There was an immediate scuffle below for the choicest pieces. One person got out a cable, another one dragged away a sack full of clothes, and a third one got a dented old microwave oven. Bottles were taken out and put in bags. Wood seemed to be usable regardless of size. Tin cans were crushed before they were thrown into bags.
Then John spotted a few well-nourished people off to one side, sitting on old mattresses and easy chairs. The garbage pickers went to them with what they scavenged. What they found was weighted and they were paid. Each one of them seemed to be responsible for one certain material, like metal, plastic, gadgets, one large woman bought glass and a fat man bought wood. So this was also all about money, just like everywhere else. If he asked enough questions he might even find out that in the end that all these people here were working to help increase his wealth. He felt ill at the smell, at the sight, at anything, and everything.
Someone called. It took John a moment to realize they were calling to him. “Come you,” the woman hollered to him from the hut and waved.
He struggled to get to his feet and stomped through rubble and shards. He bypassed a pool of brown water that oozed from beneath the mountain; the water had a thin, multi-colored surface. He saw a man appear behind the woman coming from out of the hut, still closing his pants. Now he realized that she was a prostitute.
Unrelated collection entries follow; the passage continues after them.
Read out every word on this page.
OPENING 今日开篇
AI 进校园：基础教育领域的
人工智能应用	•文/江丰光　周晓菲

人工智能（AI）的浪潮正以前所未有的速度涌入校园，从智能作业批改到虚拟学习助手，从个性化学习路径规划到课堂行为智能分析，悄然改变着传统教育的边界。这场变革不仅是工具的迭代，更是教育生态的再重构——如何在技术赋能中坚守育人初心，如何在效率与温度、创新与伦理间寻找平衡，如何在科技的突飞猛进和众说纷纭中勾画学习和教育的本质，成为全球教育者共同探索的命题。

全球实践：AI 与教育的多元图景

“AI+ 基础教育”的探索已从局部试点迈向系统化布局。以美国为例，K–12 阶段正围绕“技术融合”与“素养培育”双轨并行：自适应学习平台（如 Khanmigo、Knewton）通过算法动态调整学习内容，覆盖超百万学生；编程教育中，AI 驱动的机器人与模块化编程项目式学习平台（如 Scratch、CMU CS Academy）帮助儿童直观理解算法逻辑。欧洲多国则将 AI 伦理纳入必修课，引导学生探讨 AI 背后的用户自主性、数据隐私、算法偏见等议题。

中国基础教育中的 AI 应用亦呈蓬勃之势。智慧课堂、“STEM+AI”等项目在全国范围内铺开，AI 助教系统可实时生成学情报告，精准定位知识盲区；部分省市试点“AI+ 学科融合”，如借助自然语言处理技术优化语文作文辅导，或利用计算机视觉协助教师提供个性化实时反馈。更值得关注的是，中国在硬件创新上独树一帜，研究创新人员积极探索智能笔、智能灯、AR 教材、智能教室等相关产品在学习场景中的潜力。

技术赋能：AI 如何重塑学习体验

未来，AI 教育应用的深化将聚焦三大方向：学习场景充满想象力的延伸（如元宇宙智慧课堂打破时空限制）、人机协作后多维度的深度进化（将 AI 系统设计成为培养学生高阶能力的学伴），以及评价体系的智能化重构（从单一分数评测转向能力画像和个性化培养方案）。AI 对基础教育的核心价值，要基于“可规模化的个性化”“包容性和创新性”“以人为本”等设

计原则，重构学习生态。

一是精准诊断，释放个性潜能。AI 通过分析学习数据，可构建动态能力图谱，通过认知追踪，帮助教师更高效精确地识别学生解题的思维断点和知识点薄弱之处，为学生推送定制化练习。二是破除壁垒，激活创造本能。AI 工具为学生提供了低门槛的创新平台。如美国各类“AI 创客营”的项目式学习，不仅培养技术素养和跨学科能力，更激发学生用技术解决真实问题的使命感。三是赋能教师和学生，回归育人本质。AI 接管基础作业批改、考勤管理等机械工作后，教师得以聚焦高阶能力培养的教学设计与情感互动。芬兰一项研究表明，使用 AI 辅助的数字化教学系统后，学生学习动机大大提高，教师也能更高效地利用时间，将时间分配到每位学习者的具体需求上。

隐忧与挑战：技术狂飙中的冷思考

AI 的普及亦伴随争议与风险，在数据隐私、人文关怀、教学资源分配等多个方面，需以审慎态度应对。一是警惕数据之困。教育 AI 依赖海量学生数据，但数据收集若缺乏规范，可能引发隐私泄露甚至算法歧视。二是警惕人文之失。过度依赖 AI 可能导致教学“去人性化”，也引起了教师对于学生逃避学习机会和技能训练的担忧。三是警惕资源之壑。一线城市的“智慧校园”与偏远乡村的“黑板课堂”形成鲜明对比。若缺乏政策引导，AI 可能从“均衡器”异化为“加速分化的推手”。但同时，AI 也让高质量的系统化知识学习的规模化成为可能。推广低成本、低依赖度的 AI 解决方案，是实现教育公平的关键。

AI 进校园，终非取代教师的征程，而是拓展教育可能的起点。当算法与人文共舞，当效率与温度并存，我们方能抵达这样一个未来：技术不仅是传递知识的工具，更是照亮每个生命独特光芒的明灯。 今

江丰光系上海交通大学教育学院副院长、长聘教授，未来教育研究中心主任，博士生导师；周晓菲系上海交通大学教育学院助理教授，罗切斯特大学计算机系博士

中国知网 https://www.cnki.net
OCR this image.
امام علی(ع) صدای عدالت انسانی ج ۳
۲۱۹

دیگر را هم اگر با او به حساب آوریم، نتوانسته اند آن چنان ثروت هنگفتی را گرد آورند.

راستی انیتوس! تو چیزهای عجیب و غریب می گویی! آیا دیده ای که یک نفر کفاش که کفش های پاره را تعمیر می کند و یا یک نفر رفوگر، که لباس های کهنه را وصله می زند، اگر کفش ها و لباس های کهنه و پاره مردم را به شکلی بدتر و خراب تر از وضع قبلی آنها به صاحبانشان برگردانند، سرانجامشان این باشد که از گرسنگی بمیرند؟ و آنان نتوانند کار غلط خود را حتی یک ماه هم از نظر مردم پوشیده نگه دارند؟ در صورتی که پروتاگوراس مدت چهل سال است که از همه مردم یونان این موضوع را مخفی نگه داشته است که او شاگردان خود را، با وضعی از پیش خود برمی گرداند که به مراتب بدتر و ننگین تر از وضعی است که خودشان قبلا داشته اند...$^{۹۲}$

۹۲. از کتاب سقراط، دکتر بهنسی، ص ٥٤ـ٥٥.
The fever returned and practically burnt him alive The woman missed out on no end of clients because of him. Once, he awoke in the middle of the night and saw her light a candle in front of the Madonna, praying. He thought either she was praying for him to get well again, or that she could get rid of him in some decent manner. When he woke up during the day he saw a boy sitting beside him putting a wet cloth on his forehead.